One of the difficulties with the current position is that it is much easier to prosecute smaller enterprises than larger ones. What is proposed is likely to do little to change the position, although a suggestion that the CEO and CFO would always be considered a member of senior management for these purposes does offer some greater clarity about who is potentially in the line of fire.

Failure to prevent

As for new ‘failing to prevent’ offences, the Law Commission’s options try to avoid a system which is overly burdensome on businesses. Many corporates will have experience of putting in place procedures aimed at preventing bribery and tax evasion as a result of the Bribery Act and the Criminal Finances Act. More ‘failure to prevent’ offences would require further procedures to be put in place, or at least to be considered. A common complaint has been that while it is a defence to have proper procedures in place, guidance from the government as to what amounts to a proper procedure has been lacking. As such the commission recommends that the government should publish guidance as to what constitutes appropriate procedures (including sector-specific guidance) for any new ‘failure to prevent’ offences.

The Law Commission does not recommend a general offence of failing to prevent economic crime, which it considers too burdensome not least because of the difficulty involved in defining ‘economic crime’. Instead, it recommends an offence of failure to prevent fraud by associated persons. This would be limited to circumstances where the fraud is committed with intent to benefit the corporation, or to benefit another person who is provided services by the corporation. Specific offences of failure to prevent human rights abuses, failure to prevent ill-treatment and neglect, and failure to prevent computer misuse are all included as options too, although it is clear that further work would be required before the scope of any of these offences could be properly formulated.
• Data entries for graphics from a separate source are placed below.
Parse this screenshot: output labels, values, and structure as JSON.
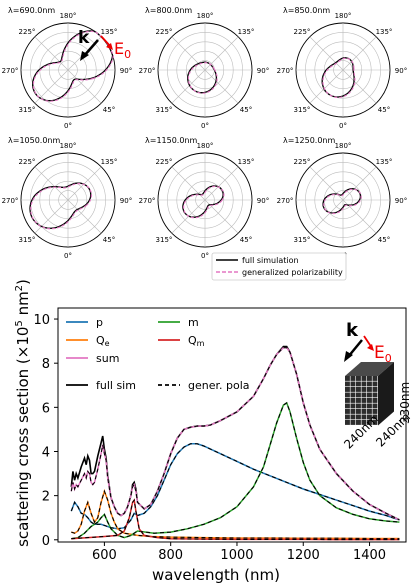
{
  "chart_data": [
    {
      "type": "polar",
      "angle_ticks": [
        "0°",
        "45°",
        "90°",
        "135°",
        "180°",
        "225°",
        "270°",
        "315°"
      ],
      "panels": [
        {
          "title": "λ=690.0nm",
          "amplitude": 0.9,
          "a": 0.8,
          "b": 0.25,
          "phase": -55,
          "rot": 18
        },
        {
          "title": "λ=800.0nm",
          "amplitude": 0.55,
          "a": 0.15,
          "b": 0.6,
          "phase": 120,
          "rot": -10
        },
        {
          "title": "λ=850.0nm",
          "amplitude": 0.6,
          "a": 0.3,
          "b": 0.55,
          "phase": 130,
          "rot": -15
        },
        {
          "title": "λ=1050.0nm",
          "amplitude": 0.85,
          "a": 0.45,
          "b": 0.4,
          "phase": 140,
          "rot": 15
        },
        {
          "title": "λ=1150.0nm",
          "amplitude": 0.6,
          "a": 0.55,
          "b": 0.15,
          "phase": 150,
          "rot": 0
        },
        {
          "title": "λ=1250.0nm",
          "amplitude": 0.55,
          "a": 0.55,
          "b": 0.1,
          "phase": 160,
          "rot": 0
        }
      ],
      "legend": [
        "full simulation",
        "generalized polarizability"
      ],
      "annotation": {
        "k": "k",
        "E": "E",
        "E_sub": "0"
      },
      "colors": {
        "full": "#000000",
        "model": "#e377c2"
      }
    },
    {
      "type": "line",
      "xlabel": "wavelength (nm)",
      "ylabel": "scattering cross section (×10",
      "ylabel_sup": "5",
      "ylabel_unit": " nm",
      "ylabel_sup2": "2",
      "ylabel_end": ")",
      "xlim": [
        460,
        1510
      ],
      "ylim": [
        -0.1,
        10.5
      ],
      "xticks": [
        600,
        800,
        1000,
        1200,
        1400
      ],
      "yticks": [
        0,
        2,
        4,
        6,
        8,
        10
      ],
      "series": [
        {
          "name": "p",
          "color": "#1f77b4",
          "x": [
            500,
            510,
            520,
            530,
            540,
            550,
            560,
            570,
            580,
            590,
            600,
            620,
            640,
            660,
            680,
            690,
            700,
            720,
            740,
            760,
            780,
            800,
            820,
            840,
            860,
            880,
            900,
            950,
            1000,
            1050,
            1100,
            1150,
            1200,
            1250,
            1300,
            1350,
            1400,
            1450,
            1490
          ],
          "y": [
            1.3,
            1.7,
            1.5,
            1.2,
            1.15,
            1.0,
            0.8,
            0.7,
            0.7,
            0.7,
            0.65,
            0.55,
            0.5,
            0.55,
            0.9,
            1.2,
            1.1,
            1.2,
            1.5,
            2.0,
            2.7,
            3.4,
            3.9,
            4.2,
            4.35,
            4.35,
            4.25,
            3.9,
            3.55,
            3.2,
            2.9,
            2.6,
            2.3,
            2.05,
            1.8,
            1.55,
            1.3,
            1.1,
            0.9
          ]
        },
        {
          "name": "Q",
          "sub": "e",
          "color": "#ff7f0e",
          "x": [
            500,
            510,
            520,
            530,
            540,
            550,
            560,
            570,
            580,
            590,
            600,
            610,
            620,
            630,
            640,
            660,
            680,
            700,
            740,
            800,
            900,
            1000,
            1100,
            1200,
            1300,
            1400,
            1490
          ],
          "y": [
            0.35,
            0.3,
            0.4,
            0.7,
            1.3,
            1.7,
            1.2,
            0.8,
            1.0,
            1.7,
            2.2,
            1.8,
            1.2,
            0.8,
            0.5,
            0.3,
            0.25,
            0.2,
            0.15,
            0.12,
            0.1,
            0.08,
            0.08,
            0.07,
            0.07,
            0.06,
            0.06
          ]
        },
        {
          "name": "sum",
          "color": "#e377c2",
          "x": [
            500,
            505,
            510,
            515,
            520,
            530,
            540,
            545,
            550,
            555,
            560,
            565,
            570,
            580,
            590,
            595,
            600,
            605,
            610,
            620,
            630,
            640,
            650,
            660,
            670,
            680,
            685,
            690,
            695,
            700,
            720,
            740,
            760,
            780,
            800,
            820,
            840,
            860,
            880,
            900,
            920,
            950,
            1000,
            1050,
            1080,
            1100,
            1120,
            1140,
            1150,
            1160,
            1180,
            1200,
            1220,
            1250,
            1300,
            1350,
            1400,
            1450,
            1490
          ],
          "y": [
            2.2,
            2.6,
            2.3,
            2.5,
            2.4,
            2.7,
            3.0,
            2.8,
            3.1,
            3.0,
            2.6,
            2.5,
            2.6,
            3.2,
            3.9,
            4.3,
            3.9,
            3.6,
            2.8,
            1.9,
            1.5,
            1.2,
            1.1,
            1.2,
            1.5,
            2.0,
            2.4,
            2.5,
            2.2,
            1.7,
            1.4,
            1.6,
            2.2,
            3.0,
            3.9,
            4.6,
            5.0,
            5.1,
            5.15,
            5.15,
            5.2,
            5.4,
            5.8,
            6.5,
            7.3,
            7.9,
            8.4,
            8.7,
            8.7,
            8.5,
            7.5,
            6.2,
            5.2,
            4.1,
            3.0,
            2.2,
            1.6,
            1.2,
            0.9
          ]
        },
        {
          "name": "m",
          "color": "#2ca02c",
          "x": [
            500,
            520,
            540,
            560,
            580,
            590,
            600,
            610,
            620,
            640,
            660,
            680,
            700,
            750,
            800,
            850,
            900,
            950,
            1000,
            1050,
            1080,
            1100,
            1120,
            1140,
            1150,
            1160,
            1180,
            1200,
            1220,
            1250,
            1300,
            1350,
            1400,
            1450,
            1490
          ],
          "y": [
            0.05,
            0.1,
            0.3,
            0.6,
            0.8,
            1.0,
            1.15,
            0.8,
            0.5,
            0.2,
            0.1,
            0.2,
            0.4,
            0.3,
            0.35,
            0.5,
            0.7,
            1.0,
            1.5,
            2.4,
            3.3,
            4.3,
            5.3,
            6.1,
            6.2,
            5.8,
            4.6,
            3.5,
            2.7,
            2.0,
            1.45,
            1.15,
            0.95,
            0.85,
            0.8
          ]
        },
        {
          "name": "Q",
          "sub": "m",
          "color": "#d62728",
          "x": [
            500,
            550,
            600,
            640,
            660,
            675,
            685,
            690,
            695,
            705,
            720,
            760,
            800,
            900,
            1000,
            1100,
            1200,
            1300,
            1400,
            1490
          ],
          "y": [
            0.05,
            0.1,
            0.15,
            0.2,
            0.4,
            1.0,
            1.7,
            1.8,
            1.3,
            0.5,
            0.2,
            0.1,
            0.05,
            0.03,
            0.02,
            0.02,
            0.02,
            0.01,
            0.01,
            0.01
          ]
        }
      ],
      "overlay_full_sim": {
        "name": "full sim",
        "color": "#000000",
        "x": [
          500,
          505,
          510,
          515,
          520,
          530,
          540,
          545,
          550,
          555,
          560,
          565,
          570,
          580,
          590,
          595,
          600,
          605,
          610,
          620,
          630,
          640,
          650,
          660,
          670,
          680,
          685,
          690,
          695,
          700,
          720,
          740,
          760,
          780,
          800,
          820,
          840,
          860,
          880,
          900,
          920,
          950,
          1000,
          1050,
          1080,
          1100,
          1120,
          1140,
          1150,
          1160,
          1180,
          1200,
          1220,
          1250,
          1300,
          1350,
          1400,
          1450,
          1490
        ],
        "y": [
          2.4,
          3.1,
          2.7,
          3.0,
          2.8,
          3.3,
          3.7,
          3.4,
          3.8,
          3.6,
          3.0,
          3.0,
          3.1,
          3.8,
          4.4,
          4.7,
          4.1,
          3.7,
          2.9,
          1.9,
          1.5,
          1.2,
          1.1,
          1.2,
          1.5,
          2.0,
          2.5,
          2.6,
          2.3,
          1.7,
          1.4,
          1.6,
          2.2,
          3.0,
          3.9,
          4.6,
          5.0,
          5.1,
          5.15,
          5.15,
          5.2,
          5.4,
          5.8,
          6.5,
          7.3,
          7.9,
          8.4,
          8.75,
          8.75,
          8.5,
          7.5,
          6.2,
          5.2,
          4.1,
          3.0,
          2.2,
          1.6,
          1.2,
          0.9
        ]
      },
      "legend_style": {
        "full": "full sim",
        "dashed": "gener. pola"
      },
      "annotation": {
        "k": "k",
        "E": "E",
        "E_sub": "0",
        "dim_x": "240nm",
        "dim_y": "240nm",
        "dim_z": "330nm"
      }
    }
  ]
}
The paper does not suggest an offence of failure to prevent money laundering (which exists in Jersey as of today (24 June)). It may be argued that the now well-established proceeds of crime legislation already requires anti-money laundering/combating the financing of terrorism procedures to be in place, although some might be surprised to see a prominent offshore jurisdiction leading the way. The Law Commission suggests a presumption that any new ‘failure to prevent’ offence should not apply to acts carried out by employees and agents overseas. Given the multi-jurisdictional operation of many large corporates and the prevalence of complex offshore structures, this is likely to be considered a missed opportunity for those hoping for greater extra-territorial reach of the UK prosecution authorities.